Keep it simple, stupid, my mind is telling me, while thoughts about wonderfully decorated massage and Yoga-rooms are coming up, which might offer me well-being and a kind of luxury feeling. Indeed, looking at it, I already have all the luxury I need, this is my well-being-zone, it does not need any more: enjoying this simplicity at the beach, not counting the hours, not being bothered by others, just Mother Nature and me.
While I am still indulging in my thoughts, the sun has long passed its zenith and I am getting a little hungry. So the Koulouri is finally taken out of its bag, I munch on it a bit and together with the cheese and the tomatoes which I got this morning, this is a perfect picnic, replacing without regrets any other lunch menu I could be looking for.

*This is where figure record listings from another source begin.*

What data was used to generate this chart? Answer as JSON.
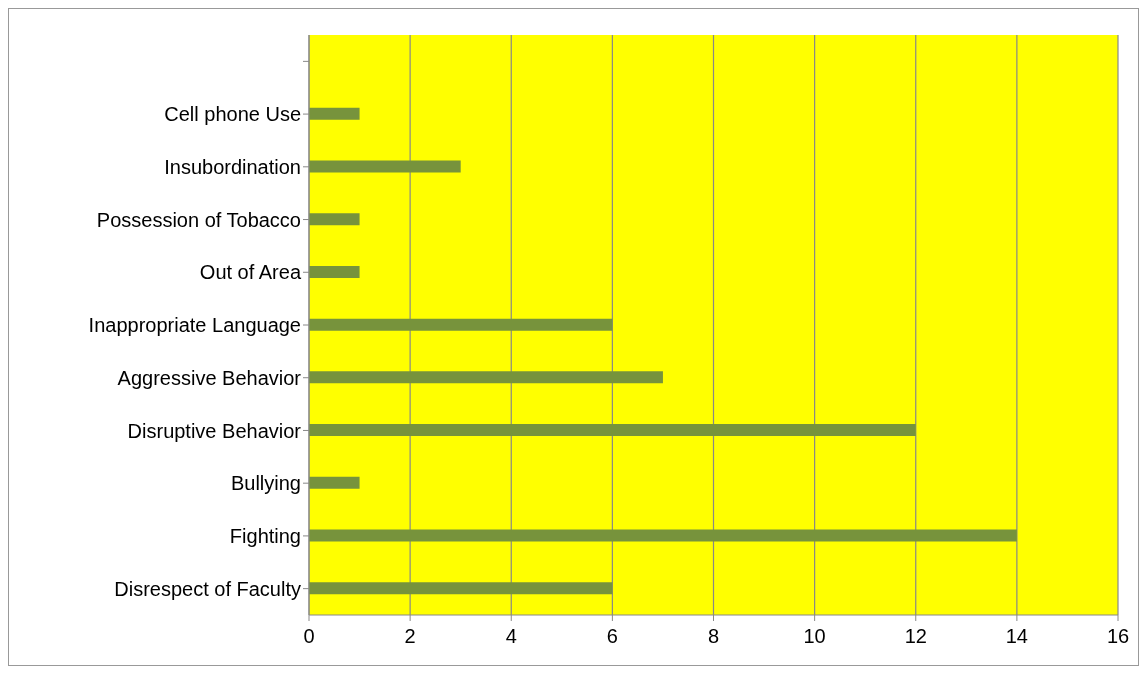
{
  "chart_data": {
    "type": "bar",
    "orientation": "horizontal",
    "categories": [
      null,
      "Cell phone Use",
      "Insubordination",
      "Possession of Tobacco",
      "Out of Area",
      "Inappropriate Language",
      "Aggressive Behavior",
      "Disruptive Behavior",
      "Bullying",
      "Fighting",
      "Disrespect of Faculty"
    ],
    "values": [
      null,
      1,
      3,
      1,
      1,
      6,
      7,
      12,
      1,
      14,
      6
    ],
    "color": "#77933c",
    "xlim": [
      0,
      16
    ],
    "xticks": [
      0,
      2,
      4,
      6,
      8,
      10,
      12,
      14,
      16
    ],
    "grid": "x"
  }
}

When my day of „Thalassa-Therapy“ is coming to an end and I am still following „my moods“, I decide to pass by a friend‘s house, « checking out » on her, seeing how she is doing. This is one of the possibilities I really enjoy here on Ikaria : to pass by and to find an open door. No long term appointments or messaging 5 times are needed. You arrive at the doorstep and you see and feel, whether this is the right moment for a visit. Most of the times you are welcome and you are comforted and spoilt, may it be with a good coffee, wine, Tsipouro and in winter time with a seat next to the fire place.

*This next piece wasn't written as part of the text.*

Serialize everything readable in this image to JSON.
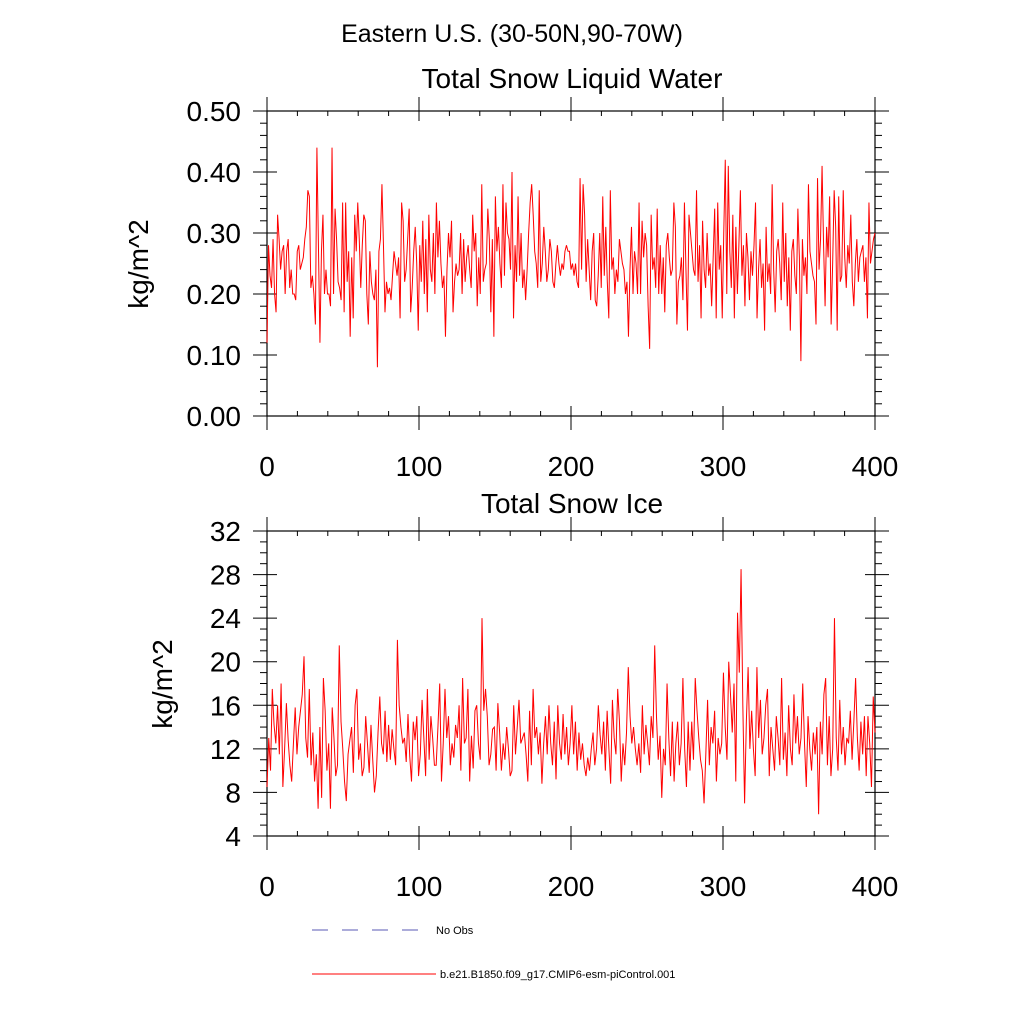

And just a little while later I will lose myself in an easy chit-chat talk that can go on for hours, going forwards and backwards like waves between more serious and personal subjects, gossip, politics and love stories. In between I am enjoying long pauses of silence – a silence where nobody is franticly watching their smart phone, because they cannot endure time-out without words, a quiet that conveys closeness and familiarity and does not have to be expressed in many words.
At the end of the day, coming home a bit tipsy and tired, unpacking my bag pack, I may still find the last crumbles of my Koulouri among my belongings. Somehow, this Koulouri made it through my day, witnessing my thoughts and feelings. And somehow these left overs are a good summary of this day, they explain the very core of my « Ikarian diet » : because this diet is about people and feelings, it is how I am fed by human contacts and interactions, simplicity, sprinkled with a big layer of love, tenderness, wittiness and laughter. My « Ikarian Diet » is not about reaching out for the « must have » Ikarian recipes you will find in every article written about the Blue Zone. This diet is about the Vitamin C I receive via lovely smiles, open minds and nice words ; it is a diet about the well adjusted nutrition, when I am spoilt by Mother Nature with all the treasures she could offer me: the sea, the rocks, the good vegetables. It is an easy diet, which I had long forgotten in the big city life, but now being on this rock, it is the easiest and most welcome diet I can get.
So, dear reader, if you made it till the very end of this text, perhaps you get an appetite for your own „Ikarian diet“. It is not depending on the place, it is a mindset, easy to prepare and to follow.